I also have to make an hour long (or thereabouts) presentation in about two weeks. This isn’t even for marks or a class! Here at SJC, we have a Resident Speaker Series. It gives the residents a chance to speak, lecture style, about some topic. It doesn’t have to do with your research, it can be anything you have knowledge of. The talks are generally attended by other residents. The impression I get is that these talks have sparse attendance. To be honest, some people choose really dense subjects, which they genuinely may be passionate about, but leave others wondering if there’s an episode of Family Matters on TV. Others give light-hearted talks, while they aren’t rooted in academia, are much more appreciated.
Anyways, a moron like me doesn’t know a whole lot of anything, so I can only give a fluff talk. I’ve decided to entitle my talk, “Video Game Testing : A Dream Job… Or Is It?“. I realized a long time ago, the job of a video game tester is pretty unique. Whenever I told people what I did, invariably their eyes light up, and they start asking questions. From this, I gathered most people have inaccurate perceptions of what goes on during testing. My hope is that my talk will shed some light on what testers do and what goes on during the testing phase.
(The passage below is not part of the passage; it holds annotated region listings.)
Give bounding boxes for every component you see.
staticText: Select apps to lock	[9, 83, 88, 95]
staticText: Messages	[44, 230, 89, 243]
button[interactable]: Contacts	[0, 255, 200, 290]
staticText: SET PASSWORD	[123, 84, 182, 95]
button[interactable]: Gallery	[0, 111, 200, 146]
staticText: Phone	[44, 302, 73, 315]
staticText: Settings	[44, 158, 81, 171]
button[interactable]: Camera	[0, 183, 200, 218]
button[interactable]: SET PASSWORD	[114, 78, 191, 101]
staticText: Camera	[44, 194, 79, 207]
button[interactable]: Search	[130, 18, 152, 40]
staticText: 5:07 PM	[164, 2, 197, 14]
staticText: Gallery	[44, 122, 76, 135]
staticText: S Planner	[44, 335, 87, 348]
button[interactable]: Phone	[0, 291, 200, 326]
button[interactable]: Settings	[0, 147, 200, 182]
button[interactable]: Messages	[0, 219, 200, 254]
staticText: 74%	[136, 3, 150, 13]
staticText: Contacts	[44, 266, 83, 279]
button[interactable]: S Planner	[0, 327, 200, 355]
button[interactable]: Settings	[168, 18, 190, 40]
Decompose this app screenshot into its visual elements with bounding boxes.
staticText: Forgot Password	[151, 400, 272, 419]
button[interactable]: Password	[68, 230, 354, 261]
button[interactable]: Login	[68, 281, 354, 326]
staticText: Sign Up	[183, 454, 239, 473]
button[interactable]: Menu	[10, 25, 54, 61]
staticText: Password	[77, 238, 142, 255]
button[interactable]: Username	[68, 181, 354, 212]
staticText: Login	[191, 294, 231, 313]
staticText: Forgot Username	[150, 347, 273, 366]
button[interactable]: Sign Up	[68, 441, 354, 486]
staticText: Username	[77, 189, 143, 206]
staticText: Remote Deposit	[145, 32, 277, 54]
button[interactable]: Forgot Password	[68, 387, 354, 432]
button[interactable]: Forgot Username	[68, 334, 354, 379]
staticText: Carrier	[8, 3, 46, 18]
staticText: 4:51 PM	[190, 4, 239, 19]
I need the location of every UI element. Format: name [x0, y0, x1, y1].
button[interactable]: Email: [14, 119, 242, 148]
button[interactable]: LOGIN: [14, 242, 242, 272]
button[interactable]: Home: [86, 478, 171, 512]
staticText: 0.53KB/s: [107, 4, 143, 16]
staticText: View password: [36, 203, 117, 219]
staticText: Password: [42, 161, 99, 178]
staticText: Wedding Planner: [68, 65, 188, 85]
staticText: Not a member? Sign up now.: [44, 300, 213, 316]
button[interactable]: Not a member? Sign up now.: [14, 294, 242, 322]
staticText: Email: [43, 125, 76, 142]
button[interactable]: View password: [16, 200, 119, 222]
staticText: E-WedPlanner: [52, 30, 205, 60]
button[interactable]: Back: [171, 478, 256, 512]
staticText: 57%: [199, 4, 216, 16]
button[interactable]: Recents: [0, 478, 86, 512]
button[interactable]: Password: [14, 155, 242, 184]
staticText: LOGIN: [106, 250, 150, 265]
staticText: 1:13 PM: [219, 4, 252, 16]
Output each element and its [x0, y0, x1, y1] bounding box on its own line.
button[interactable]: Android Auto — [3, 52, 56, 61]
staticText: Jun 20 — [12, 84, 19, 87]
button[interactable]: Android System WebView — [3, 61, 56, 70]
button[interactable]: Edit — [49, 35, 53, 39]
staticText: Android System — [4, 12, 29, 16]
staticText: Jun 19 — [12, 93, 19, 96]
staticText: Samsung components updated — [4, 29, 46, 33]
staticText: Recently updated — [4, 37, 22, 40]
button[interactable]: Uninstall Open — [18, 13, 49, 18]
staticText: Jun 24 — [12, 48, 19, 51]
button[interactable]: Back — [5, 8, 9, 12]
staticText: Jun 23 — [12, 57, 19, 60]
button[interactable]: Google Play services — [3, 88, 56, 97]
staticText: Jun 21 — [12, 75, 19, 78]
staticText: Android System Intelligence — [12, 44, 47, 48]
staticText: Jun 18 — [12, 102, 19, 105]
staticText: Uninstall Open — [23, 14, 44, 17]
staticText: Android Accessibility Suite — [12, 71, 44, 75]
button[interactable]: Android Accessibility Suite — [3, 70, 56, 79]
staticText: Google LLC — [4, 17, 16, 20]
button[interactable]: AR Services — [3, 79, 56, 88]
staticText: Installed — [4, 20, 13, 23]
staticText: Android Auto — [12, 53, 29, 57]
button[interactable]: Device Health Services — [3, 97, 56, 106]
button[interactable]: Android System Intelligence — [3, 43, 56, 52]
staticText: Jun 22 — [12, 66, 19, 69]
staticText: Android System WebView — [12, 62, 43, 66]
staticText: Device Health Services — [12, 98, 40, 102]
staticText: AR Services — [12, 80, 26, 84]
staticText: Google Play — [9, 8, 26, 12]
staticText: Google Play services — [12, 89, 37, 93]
My goal is also to keep people entertained. If my talk about entertainment software, doesn’t entertain people, then I will have failed horribly. I’m planning on having some hands-on demonstrations of certain testing activities. I’ll pick a volunteer out of the crowd and get them to participate. I won’t give away what I have in mind, except to say it’ll be fun. I’m also going to have a PS2 setup with my lecture. While I’ll try to keep the focus on the general activity of testing, I’m going to get specific with a particular game. I’ve decided to use NHL 2002 for most of my specific examples. It makes sense since I believe I did a good job testing that particular game. Near the end, I’m going to show the audience something really neat with NHL 2002. Again, I won’t say anything more.
I’m kinda looking forward to writing this presentation, except for two things. I’ve never done a presentation on Powerpoint before. I don’t know how to make the slides and I know nothing about those fancy transitions and fade-ins. I’m hoping the learning curve will be quite shallow. The other thing is that I don’t have a laptop to put my presentation on. I will have to rely on the kindness of my fellow residents to let me borrow their laptop. I must remind any SJC resident with a laptop that I occasionally bake cookies and cakes, and a trade just might be possible.
Wow, it’s getting late. I need to go over some PHP files. I will talk to you guys later. Oh, one more thing, that was a hell of a save.